Advancements in the field of robotics enable the creation of systems with cognitive abilities which are capable of close interaction with humans in real world scenarios.
These systems may take over jobs previously executed by humans like house cleaning and cooking or they can be supportive and act as a helper for elderly people.
One consequence of this progress is the increased need for dependable and fault tolerant behavior of today’s robotic systems because they share the same spaces with humans and operate in close proximity to them. Unreliable and faulty behavior may frustrate users or even endanger them resulting in poor acceptance of robotic
systems. The contribution of this thesis is a fault detection approach called AuCom. Fault detection
is a basis element for fault tolerant system behavior which is the ability of a system to autonomously cope with occurring faults while it is engaged in interaction. The approach is designed to tackle the specific needs of cognitive robotic systems which feature a component based hardware and software structure and are characterized by frequent changes due to research and development efforts as well as uncertain and variant behavior resulting from the interaction in real world environments. The solution presented in this thesis belongs to the class of data-driven fault detection approaches.
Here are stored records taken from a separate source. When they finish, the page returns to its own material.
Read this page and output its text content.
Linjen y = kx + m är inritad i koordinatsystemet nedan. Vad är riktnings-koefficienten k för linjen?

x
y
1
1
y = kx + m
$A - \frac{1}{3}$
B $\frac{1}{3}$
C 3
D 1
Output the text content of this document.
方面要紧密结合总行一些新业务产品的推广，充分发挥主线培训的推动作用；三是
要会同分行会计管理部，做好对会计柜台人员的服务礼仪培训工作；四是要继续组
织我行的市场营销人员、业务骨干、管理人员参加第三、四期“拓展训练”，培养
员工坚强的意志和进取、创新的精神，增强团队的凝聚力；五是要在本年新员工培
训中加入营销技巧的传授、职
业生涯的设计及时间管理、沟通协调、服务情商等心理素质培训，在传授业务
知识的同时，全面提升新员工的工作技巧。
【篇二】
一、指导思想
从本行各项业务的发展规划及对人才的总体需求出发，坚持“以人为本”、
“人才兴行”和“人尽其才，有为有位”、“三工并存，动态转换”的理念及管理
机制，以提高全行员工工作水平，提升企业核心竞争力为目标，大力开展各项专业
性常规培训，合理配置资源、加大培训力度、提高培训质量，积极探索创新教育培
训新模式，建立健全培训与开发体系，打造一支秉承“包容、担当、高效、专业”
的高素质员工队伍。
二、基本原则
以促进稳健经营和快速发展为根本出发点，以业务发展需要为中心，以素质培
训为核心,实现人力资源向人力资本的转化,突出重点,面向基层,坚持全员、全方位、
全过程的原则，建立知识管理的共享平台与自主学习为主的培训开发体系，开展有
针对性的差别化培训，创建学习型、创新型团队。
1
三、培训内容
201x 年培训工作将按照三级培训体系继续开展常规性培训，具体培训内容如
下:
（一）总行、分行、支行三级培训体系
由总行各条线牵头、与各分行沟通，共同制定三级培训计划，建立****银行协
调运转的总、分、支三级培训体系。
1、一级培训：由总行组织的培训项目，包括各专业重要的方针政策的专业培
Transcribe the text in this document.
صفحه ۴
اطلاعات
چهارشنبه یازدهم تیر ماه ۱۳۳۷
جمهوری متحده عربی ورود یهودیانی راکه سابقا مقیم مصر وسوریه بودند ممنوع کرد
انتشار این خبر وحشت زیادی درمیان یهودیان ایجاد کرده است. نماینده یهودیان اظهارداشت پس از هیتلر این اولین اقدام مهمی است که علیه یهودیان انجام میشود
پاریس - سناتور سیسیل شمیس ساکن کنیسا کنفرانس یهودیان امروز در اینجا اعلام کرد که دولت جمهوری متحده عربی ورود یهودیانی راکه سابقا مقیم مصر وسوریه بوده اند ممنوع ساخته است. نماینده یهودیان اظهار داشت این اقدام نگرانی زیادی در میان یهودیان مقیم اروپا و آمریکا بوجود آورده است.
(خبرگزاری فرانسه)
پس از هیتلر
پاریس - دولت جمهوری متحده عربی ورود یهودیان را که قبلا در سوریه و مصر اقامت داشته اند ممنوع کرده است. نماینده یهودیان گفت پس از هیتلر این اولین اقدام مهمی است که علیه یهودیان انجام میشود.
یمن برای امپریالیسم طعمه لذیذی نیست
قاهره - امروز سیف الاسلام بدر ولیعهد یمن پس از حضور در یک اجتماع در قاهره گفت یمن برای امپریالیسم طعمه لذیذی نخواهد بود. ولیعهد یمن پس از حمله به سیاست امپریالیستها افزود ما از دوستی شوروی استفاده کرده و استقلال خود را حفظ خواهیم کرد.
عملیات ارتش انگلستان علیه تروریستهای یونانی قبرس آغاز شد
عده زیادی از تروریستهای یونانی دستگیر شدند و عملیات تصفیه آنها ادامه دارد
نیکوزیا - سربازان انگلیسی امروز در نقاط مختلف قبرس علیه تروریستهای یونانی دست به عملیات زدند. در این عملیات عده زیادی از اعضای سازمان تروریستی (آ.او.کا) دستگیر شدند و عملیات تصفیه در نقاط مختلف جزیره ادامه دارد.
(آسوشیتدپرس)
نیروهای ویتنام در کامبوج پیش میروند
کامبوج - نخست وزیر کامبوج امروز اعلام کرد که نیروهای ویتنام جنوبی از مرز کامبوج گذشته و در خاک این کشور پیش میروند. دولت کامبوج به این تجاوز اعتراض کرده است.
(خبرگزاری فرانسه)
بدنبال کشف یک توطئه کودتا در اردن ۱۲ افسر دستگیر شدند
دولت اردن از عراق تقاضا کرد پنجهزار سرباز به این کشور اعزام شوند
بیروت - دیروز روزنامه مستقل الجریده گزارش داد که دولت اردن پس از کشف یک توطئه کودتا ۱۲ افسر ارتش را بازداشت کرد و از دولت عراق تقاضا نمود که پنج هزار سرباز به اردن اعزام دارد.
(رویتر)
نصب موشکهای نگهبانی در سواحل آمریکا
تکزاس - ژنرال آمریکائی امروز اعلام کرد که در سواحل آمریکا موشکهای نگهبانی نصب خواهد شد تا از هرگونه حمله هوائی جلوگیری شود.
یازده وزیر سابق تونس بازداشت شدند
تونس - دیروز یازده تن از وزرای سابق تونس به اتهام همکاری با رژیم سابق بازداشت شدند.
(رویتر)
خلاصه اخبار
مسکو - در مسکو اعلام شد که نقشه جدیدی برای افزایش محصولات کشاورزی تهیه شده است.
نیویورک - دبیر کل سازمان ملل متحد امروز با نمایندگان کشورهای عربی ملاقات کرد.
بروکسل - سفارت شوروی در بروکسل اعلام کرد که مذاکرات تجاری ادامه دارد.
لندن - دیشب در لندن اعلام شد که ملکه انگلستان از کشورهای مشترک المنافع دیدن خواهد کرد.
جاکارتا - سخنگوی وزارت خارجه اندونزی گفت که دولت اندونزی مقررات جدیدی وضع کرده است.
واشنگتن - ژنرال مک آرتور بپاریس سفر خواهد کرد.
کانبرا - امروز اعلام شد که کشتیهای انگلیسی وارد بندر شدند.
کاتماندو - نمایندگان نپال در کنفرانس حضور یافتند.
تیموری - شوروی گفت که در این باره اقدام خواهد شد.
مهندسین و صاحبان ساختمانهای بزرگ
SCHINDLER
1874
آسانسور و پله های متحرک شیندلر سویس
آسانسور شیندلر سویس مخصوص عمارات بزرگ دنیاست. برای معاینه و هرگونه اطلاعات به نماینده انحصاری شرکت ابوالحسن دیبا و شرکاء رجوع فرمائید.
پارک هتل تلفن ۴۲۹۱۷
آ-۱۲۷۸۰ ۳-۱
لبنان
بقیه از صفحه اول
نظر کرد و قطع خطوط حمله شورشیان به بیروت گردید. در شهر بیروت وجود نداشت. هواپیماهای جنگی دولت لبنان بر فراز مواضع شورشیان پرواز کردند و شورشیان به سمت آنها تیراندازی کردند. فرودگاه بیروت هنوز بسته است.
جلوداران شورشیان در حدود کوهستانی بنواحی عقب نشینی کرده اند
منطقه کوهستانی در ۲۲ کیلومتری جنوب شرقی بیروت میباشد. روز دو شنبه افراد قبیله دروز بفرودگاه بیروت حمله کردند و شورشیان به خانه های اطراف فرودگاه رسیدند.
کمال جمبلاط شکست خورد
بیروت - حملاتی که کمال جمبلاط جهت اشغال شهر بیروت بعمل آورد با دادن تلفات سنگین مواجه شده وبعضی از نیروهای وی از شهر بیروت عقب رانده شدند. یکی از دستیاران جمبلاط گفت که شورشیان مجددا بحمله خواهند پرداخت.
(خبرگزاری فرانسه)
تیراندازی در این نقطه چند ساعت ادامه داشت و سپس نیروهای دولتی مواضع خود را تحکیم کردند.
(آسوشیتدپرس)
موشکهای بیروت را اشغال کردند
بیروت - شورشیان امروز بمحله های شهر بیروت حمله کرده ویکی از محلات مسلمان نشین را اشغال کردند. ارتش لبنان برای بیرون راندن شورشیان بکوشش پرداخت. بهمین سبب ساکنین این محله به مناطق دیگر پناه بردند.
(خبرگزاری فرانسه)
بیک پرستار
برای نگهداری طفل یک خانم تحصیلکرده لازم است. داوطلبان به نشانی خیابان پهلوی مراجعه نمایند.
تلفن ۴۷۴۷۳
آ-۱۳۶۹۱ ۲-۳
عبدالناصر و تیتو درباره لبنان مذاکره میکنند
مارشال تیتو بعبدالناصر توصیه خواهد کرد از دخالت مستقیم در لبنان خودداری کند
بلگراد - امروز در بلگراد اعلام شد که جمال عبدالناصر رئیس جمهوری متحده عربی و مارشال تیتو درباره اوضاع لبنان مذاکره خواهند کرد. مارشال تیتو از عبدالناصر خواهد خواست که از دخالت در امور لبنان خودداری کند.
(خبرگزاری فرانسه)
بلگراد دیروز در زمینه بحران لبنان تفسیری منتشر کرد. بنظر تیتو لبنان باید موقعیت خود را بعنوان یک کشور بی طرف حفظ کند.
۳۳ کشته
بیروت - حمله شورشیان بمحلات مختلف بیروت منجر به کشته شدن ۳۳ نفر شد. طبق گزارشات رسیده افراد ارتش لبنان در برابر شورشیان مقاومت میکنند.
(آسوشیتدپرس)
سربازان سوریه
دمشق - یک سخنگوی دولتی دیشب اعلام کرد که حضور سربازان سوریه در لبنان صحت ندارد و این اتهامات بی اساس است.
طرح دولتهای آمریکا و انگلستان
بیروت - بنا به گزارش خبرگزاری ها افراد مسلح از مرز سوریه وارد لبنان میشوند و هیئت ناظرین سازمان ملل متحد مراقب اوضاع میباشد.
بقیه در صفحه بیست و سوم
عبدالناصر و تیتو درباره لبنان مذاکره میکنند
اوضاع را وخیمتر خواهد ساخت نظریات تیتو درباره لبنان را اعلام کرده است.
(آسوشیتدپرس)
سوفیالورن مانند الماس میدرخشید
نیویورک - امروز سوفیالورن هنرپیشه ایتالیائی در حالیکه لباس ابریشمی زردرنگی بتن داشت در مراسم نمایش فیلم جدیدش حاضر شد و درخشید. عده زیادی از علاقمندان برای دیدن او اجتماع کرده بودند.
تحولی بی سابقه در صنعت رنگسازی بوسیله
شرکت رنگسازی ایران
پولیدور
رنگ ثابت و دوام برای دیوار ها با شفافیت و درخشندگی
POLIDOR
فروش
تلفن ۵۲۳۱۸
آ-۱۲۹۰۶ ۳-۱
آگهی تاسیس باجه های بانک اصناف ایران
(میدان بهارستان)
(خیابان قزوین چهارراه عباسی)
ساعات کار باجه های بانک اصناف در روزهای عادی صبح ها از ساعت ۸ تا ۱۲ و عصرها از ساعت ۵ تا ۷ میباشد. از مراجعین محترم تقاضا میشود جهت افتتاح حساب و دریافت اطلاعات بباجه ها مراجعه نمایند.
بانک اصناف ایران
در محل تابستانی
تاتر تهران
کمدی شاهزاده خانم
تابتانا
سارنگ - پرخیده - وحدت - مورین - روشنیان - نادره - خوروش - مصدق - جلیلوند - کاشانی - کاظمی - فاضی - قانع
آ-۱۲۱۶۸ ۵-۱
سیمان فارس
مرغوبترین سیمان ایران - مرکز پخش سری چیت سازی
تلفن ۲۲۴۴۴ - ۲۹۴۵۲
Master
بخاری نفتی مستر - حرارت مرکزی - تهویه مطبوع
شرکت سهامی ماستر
This class of approaches assumes that fault relevant information can be
directly derived from data gathered in the robotic system. The data exploited in this work for fault detection is the communication between the system’s components. This
communication is represented with features which are common to all elements of the communication (i.e., they are generic). Furthermore, the approach assumes that
the current element of the communication can be estimated from the history of the system’s communication and that a deviation from the expected estimate indicates a
fault. This assumption is encoded in the model in terms of a novel representation of the communication as a time-series of temporal dynamic features.
A concrete integration of the approach into a real system is exemplified on our robotic platform BIRON. In addition, exemplary integration solutions for robotic frameworks
currently prominent in literature are discussed in this thesis. The actual capability of the approach to report faults is evaluated for several artificial systems in simulation and on BIRON in an off-line and on-line manner. The performance is compared to a histogram-based baseline approach.